Take the sorry story of Toys "R" Us, once the world’s biggest toy retailer. Three big private-equity firms – KKR & Co., Bain Capital and Vornado Realty Trust – bought the company in 2005 and boosted the company’s debt from US$1.9-billion to US$5-billion. The excessive leverage reduced the company’s financial flexibility to almost nothing; most of the operating profit went to servicing the debt, leaving little to revamp the tired stores. Toys "R" Us went bankrupt in 2017 and liquidated its U.S. operations last year, putting 30,000 employees out of work. It is only one of several big retailers that collapsed under the weight of crazy amounts of debt. (Toys "R" Us Canada continues under new owner Fairfax Financial Holdings Ltd.)

The Bain report says private-equity players are loading up their deals with ever-greater amounts of debt, even though U.S. interest rates have climbed. The report notes that, in the years after the 2008 financial crisis, regulators discouraged debt multiples that reached six times the target companies’ earnings before interest, taxes, depreciation and amortization (EBITDA – essentially operating profits).

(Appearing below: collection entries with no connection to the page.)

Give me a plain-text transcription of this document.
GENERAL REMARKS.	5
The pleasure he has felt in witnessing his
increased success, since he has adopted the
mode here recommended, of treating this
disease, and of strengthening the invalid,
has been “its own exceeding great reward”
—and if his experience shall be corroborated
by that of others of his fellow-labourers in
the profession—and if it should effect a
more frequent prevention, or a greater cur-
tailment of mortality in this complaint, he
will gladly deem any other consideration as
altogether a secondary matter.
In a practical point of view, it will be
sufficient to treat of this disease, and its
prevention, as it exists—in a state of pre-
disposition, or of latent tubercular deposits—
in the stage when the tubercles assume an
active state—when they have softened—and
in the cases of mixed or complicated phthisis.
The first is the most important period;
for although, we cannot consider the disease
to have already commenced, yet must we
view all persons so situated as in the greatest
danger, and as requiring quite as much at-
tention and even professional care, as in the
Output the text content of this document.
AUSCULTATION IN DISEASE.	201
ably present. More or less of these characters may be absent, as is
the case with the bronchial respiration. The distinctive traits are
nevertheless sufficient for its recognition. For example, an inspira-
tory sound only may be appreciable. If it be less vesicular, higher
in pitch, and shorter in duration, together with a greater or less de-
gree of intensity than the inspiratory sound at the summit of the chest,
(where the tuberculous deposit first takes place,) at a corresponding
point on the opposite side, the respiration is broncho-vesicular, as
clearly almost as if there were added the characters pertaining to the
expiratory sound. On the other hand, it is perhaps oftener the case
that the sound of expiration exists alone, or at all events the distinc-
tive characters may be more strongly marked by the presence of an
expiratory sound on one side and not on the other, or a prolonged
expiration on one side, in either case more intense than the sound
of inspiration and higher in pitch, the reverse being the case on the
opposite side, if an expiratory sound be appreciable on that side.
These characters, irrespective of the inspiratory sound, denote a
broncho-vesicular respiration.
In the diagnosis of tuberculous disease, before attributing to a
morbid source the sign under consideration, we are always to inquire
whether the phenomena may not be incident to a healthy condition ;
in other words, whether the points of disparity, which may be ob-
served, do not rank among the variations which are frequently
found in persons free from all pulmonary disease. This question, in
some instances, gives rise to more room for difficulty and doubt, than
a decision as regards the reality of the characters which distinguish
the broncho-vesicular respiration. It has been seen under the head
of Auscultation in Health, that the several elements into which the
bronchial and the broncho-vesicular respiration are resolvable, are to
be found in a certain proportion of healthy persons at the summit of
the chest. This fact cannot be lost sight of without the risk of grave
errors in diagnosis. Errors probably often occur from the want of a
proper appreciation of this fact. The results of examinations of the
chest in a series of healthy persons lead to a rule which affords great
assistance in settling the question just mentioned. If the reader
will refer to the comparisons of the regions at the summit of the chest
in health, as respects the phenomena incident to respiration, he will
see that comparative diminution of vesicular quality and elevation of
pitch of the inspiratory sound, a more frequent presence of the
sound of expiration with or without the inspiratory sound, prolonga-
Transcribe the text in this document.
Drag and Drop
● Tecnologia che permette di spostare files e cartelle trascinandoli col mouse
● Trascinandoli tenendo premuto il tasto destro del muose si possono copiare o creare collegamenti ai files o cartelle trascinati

Enter Donald Trump and his regulatory-lite style. Bain says that “in the Trump era’s more relaxed regulatory environment,” the share of deals with debt multiples of seven times EBTIDA has climbed to 40 per cent of the total. Some may be higher, depending on assumptions made on future profits, and you can bet those assumptions are becoming more bullish. In other words, the equity cushion is getting smaller and the risks higher.

It’s hard to say private equity is in a bubble – bubbles are only identified after they burst. But exceedingly high valuations and leverage ratios of the businesses targeted by private-equity funds positively shouts that the market is getting out of whack. The ugly IPOs of Lyft and Uber are powerful hints of trouble to come.